CREATE FUNCTION tvfAdvancedSearch
(
@TemplateType nvarchar(500)
)
RETURNS
@Results TABLE
(
ElementName nvarchar(50),
Shared tinyint,
Value NVARCHAR(500),
SheetSetVersionID int,
SheetDataID int
)
AS
BEGIN
INSERT INTO @Results
SELECT distinct ET.ElementName, ET.Shared, ED.Value, ED.SheetSetVersionID, ED.SheetDataID
FROM tElementData ED
INNER JOIN tElementTemplate ET
ON ED.ElementTemplateID = ET.ElementTemplateID
AND ET.ElementName like @TemplateType
RETURN
END
GO
I would also like to mention that Brian Rudolph's answer also worked but i had already implemented this solution before I saw his post.
Upvotes: 0
Reputation: 6318
The only way in SQL to ensure linear evaluation is to use a Case Statement
SELECT distinct ET.ElementName, ET.Shared, CONVERT(float,ED.Value), ED.SheetSetVersionID, ED.SheetDataID
FROM tElementData ED
INNER JOIN tElementTemplate ET
ON ED.ElementTemplateID = ET.ElementTemplateID
AND ET.ElementName like 'RPODCQRated'
AND CASE(WHEN ET.ElementName like 'RPODCQRated' then CONVERT(float,ED.Value) else 0 end) = 0.006388
This will likely cause a duplicate check on the ElementName, but as far as i know, it's the only way to ensure the order of evaluation.

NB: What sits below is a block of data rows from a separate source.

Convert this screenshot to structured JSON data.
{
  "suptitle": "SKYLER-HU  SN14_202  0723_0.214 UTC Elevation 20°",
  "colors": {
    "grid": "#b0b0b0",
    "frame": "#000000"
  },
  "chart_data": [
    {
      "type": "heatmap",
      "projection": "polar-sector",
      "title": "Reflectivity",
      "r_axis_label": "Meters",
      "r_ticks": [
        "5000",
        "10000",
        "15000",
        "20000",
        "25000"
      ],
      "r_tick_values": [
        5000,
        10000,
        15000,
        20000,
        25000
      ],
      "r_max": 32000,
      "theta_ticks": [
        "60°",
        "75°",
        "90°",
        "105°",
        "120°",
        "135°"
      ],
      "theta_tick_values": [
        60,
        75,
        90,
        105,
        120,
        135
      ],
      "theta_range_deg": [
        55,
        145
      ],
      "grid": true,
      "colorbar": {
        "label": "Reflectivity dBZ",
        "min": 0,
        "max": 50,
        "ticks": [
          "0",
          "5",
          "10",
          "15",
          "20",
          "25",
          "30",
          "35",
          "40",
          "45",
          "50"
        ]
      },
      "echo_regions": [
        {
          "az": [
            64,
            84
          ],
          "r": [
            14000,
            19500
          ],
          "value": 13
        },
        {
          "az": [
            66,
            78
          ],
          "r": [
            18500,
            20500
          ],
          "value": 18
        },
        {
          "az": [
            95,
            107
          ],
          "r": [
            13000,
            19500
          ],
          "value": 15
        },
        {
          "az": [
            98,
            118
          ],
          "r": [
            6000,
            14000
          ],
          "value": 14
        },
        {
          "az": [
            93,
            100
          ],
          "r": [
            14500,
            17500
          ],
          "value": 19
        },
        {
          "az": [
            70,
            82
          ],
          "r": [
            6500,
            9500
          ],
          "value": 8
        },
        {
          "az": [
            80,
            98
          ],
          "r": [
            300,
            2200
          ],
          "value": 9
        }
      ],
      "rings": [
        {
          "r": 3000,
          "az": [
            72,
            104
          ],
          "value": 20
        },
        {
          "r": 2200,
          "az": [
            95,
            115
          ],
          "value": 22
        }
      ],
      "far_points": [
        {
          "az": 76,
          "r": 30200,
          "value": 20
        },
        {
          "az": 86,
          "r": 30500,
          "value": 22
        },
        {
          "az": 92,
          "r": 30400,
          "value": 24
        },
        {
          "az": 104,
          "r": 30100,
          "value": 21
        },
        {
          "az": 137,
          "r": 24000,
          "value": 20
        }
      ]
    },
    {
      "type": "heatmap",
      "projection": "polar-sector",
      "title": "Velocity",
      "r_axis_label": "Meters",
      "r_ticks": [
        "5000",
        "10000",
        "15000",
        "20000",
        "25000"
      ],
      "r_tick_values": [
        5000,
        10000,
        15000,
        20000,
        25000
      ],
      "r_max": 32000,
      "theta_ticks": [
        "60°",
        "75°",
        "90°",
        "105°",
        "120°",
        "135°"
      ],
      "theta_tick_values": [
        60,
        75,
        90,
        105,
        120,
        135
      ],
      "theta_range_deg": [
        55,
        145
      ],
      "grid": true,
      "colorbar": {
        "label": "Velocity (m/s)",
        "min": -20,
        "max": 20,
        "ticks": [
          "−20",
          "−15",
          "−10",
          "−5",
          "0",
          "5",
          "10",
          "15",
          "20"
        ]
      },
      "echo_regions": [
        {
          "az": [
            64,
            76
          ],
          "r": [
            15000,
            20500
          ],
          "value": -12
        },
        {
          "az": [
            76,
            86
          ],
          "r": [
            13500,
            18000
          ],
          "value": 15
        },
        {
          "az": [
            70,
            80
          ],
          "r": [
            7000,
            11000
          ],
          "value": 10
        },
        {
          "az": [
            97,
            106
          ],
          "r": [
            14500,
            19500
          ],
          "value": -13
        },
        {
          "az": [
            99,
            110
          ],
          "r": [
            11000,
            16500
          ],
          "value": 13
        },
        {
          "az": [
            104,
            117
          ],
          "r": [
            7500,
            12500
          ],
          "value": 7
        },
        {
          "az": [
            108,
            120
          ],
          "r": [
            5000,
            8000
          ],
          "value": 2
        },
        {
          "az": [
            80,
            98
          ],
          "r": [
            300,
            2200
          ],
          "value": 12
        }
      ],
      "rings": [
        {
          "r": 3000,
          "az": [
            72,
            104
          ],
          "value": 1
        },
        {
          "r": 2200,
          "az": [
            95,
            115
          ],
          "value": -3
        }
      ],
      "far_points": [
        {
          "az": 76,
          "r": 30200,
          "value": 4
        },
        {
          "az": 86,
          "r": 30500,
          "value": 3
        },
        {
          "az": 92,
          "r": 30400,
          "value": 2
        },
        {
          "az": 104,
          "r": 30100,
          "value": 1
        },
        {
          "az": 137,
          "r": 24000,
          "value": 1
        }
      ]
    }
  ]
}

Unless, of course, you move the entire eval out of the query and nest the results in a CTP and do the cast on the results.
Upvotes: 3
Reputation: 20357
i would try breaking it out into something like this:
;with a as
(
SELECT distinct
ET.ElementName,
ET.Shared,
CONVERT(float, ED.Value),
ED.SheetSetVersionID,
ED.SheetDataID
FROM
tElementData ED
INNER JOIN tElementTemplate ET
ON ED.ElementTemplateID = ET.ElementTemplateID
AND ET.ElementName like 'RPODCQRated'
)
select *
from a
where CONVERT(float, ED.Value) = 0.006388
or, have you tried "where ED.Value='0.006388' or whatever the varchar equivilent is?